Singapore-based Swiss multinational commodities trader Trafigura Group Pte. Ltd. is discussing the purchase of about 150 thousand metric tons of aluminium from Russian aluminium giant UC Rusal, a move that experts see as a thumbing of the nose to rival commodities trader Glencore plc.
According to sources claiming knowledge of the situation who spoke to Bloomberg this week, the shipment would be on a delivered-China basis. Details of the potential deal have not been published, and the sources spoke on condition of anonymity as a result.
Both Trafigura and Glencore share a common heritage, as Glencore was founded by legendary commodities trader Marc Rich, and Trafigura came to be as the result of the work of former executives under Rich. The companies have long been neck-and-neck chasing the title of the biggest commodities trader on Earth.

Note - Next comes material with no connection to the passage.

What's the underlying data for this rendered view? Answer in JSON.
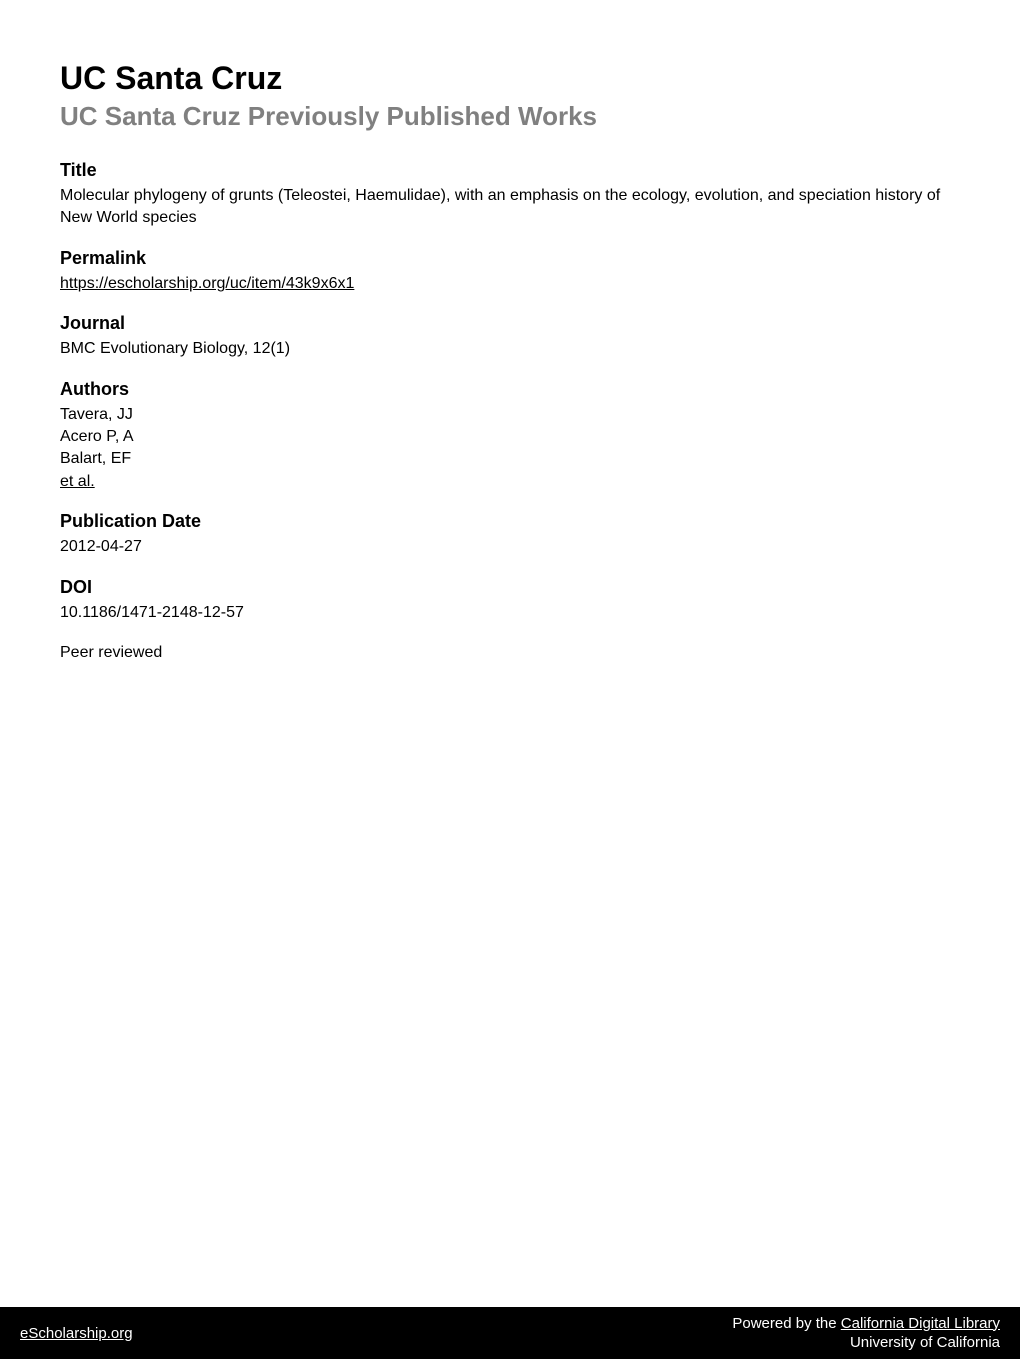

Although Glencore has purchased large amounts of Rusal’s production in the past, the firm swore off Russian metal after its invasion of Ukraine a year ago. However, Trafigura apparently has no such qualms as far as aluminium goes, though it has severed ties with Russian oil interests.
Glencore continues to buy aluminium under previously settled contracts, which are expected to run through next year. It also continues to maintain a minority interest in En+ Group, which is Rusal’s parent company. The firm has no announced plans to change either of these arrangements.
Gary Nagle, Glencore’s chief executive officer, said earlier this month that they plan to honor the commitments they’ve already made to Rusal where possible.
“Russian metal is not sanctioned,” he said. “We have an existing contract, that’s a contract that existed before the war and we said we would keep doing — we have to, legally. Russian metal is being used around the world.”